Effortless Transition Between Visual and Code-Based Modeling – Users can combine graphical and script-based workflows, ensuring that the most appropriate tool is used for each stage of model development.

CI/CD Integration and Version Control – Git-based version tracking allows users to track changes, roll back modifications, and synchronize models across teams, ensuring a fully reproducible and auditable workflow.

JuliaSim maintains synchronization across simulation environments, allowing models to evolve systematically within software-defined hardware workflows—a feature crucial for regulatory compliance and large-scale deployment.

Real-World Applications: Case Studies in Industry

The hybrid modeling approach and software-defined-hardware capabilities implemented in JuliaSim have been successfully applied across multiple domains, demonstrating their effectiveness in addressing complex engineering challenges.

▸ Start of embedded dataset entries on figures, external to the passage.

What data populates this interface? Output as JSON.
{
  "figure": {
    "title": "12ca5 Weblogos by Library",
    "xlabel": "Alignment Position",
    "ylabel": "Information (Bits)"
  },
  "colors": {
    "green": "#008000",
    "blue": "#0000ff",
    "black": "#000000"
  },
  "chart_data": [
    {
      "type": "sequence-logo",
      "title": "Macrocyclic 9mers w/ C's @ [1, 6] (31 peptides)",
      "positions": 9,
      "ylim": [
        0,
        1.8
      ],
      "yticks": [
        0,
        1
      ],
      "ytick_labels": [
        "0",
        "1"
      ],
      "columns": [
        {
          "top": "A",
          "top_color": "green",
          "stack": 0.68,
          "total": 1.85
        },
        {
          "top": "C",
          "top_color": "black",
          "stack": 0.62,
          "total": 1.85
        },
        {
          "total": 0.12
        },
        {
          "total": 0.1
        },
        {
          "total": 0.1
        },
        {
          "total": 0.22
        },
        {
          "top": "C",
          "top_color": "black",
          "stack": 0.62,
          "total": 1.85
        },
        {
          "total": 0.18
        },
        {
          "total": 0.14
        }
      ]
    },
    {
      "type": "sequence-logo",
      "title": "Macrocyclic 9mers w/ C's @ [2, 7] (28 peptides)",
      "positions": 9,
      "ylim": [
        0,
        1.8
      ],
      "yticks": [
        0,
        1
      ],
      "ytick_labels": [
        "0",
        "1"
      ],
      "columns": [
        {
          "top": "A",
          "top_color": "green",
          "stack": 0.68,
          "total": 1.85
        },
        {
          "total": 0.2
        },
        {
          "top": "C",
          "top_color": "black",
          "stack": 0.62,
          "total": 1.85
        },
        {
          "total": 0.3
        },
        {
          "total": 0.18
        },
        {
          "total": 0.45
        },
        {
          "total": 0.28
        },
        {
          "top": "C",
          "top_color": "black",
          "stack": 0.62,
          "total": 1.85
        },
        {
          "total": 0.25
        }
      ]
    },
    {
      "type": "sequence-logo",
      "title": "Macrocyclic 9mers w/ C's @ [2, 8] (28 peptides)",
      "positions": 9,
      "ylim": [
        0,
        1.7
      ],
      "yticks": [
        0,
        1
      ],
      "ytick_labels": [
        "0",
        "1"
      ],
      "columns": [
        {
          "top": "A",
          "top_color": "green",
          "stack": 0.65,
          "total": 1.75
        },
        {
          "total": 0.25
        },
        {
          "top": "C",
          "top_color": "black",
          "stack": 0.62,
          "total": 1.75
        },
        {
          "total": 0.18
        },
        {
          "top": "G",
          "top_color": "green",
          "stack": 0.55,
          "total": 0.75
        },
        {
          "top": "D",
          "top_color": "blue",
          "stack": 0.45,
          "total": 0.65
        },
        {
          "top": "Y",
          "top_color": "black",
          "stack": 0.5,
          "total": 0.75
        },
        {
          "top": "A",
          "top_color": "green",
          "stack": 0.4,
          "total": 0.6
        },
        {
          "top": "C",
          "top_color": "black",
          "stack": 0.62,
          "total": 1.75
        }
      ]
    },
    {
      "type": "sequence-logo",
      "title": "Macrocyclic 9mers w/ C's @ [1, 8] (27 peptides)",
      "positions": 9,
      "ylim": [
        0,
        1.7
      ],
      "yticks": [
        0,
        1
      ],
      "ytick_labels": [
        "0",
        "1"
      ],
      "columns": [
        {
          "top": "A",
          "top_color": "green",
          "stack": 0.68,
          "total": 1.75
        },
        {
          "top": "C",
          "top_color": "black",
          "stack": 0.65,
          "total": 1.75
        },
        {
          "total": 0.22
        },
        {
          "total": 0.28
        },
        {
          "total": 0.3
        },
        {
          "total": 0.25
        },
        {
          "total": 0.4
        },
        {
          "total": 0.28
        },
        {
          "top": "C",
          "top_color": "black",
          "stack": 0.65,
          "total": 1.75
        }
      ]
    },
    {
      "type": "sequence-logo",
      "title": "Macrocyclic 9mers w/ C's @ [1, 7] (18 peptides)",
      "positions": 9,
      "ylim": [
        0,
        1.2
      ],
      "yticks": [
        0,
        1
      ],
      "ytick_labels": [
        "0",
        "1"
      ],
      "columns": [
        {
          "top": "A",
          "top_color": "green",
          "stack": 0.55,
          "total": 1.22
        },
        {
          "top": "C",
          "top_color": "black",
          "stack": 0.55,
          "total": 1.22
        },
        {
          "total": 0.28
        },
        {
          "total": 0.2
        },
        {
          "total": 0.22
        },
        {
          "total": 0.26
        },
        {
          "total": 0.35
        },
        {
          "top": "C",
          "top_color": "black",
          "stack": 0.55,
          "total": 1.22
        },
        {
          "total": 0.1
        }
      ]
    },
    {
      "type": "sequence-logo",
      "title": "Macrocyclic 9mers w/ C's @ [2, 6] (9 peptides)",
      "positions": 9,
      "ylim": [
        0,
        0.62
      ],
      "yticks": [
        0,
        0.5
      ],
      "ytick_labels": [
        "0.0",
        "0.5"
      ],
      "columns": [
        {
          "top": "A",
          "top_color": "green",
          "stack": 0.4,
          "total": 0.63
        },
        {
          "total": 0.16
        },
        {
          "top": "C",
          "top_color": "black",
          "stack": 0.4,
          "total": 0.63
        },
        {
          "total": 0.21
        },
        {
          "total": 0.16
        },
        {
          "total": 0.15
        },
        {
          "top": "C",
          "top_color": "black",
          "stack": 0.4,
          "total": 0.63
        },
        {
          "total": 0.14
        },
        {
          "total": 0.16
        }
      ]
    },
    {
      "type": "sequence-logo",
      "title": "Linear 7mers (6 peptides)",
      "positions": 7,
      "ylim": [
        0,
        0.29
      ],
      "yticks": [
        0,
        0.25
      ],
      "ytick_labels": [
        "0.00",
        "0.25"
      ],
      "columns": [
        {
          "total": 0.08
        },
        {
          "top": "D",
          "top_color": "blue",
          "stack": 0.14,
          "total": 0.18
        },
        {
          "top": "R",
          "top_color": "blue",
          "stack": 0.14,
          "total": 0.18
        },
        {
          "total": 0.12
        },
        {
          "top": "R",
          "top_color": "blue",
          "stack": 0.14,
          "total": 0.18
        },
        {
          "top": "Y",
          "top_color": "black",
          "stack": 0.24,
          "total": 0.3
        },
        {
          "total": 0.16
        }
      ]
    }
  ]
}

Instron: Computational Modeling in Material Testing

Instron, a leader in mechanical testing systems, has used JuliaSim to simulate material stress, strain, and deformation. The combination of graphical and symbolic modeling capabilities allows engineers to refine test conditions and optimize material behavior predictions. Additionally, the built-in version control ensures that testing protocols remain consistent and reproducible across teams.

Zipline: Flight Dynamics and Autonomous Control

Zipline’s drone delivery systems require high-fidelity modeling for aerodynamic and control models. By leveraging JuliaSim’s graphical and symbolic modeling workflows, engineers have simulated flight conditions, optimized battery usage, and developed adaptive flight control algorithms. With continuous integration and traceability, engineers were able to track system modifications and validate model updates before deployment.

Toward a Unified, Software-Defined Machines Framework

JuliaSim’s integration of drag-and-drop visual modeling with symbolic code-based methodologies represents a significant advancement in computational modeling. This hybrid approach eliminates the traditional trade-offs between ease of use and computational power, enabling researchers and engineers to develop, simulate, and optimize complex systems with unprecedented flexibility.

More importantly, JuliaSim’s software-defined machines approach ensures that models remain fully synchronized, traceable, and version-controlled—bringing the rigor of modern software development workflows to engineering simulation and system design. With an end-to-end modeling approach—from development to modeling refinement, model optimization, and deployment—is setting a new standard for engineering simulation and system design.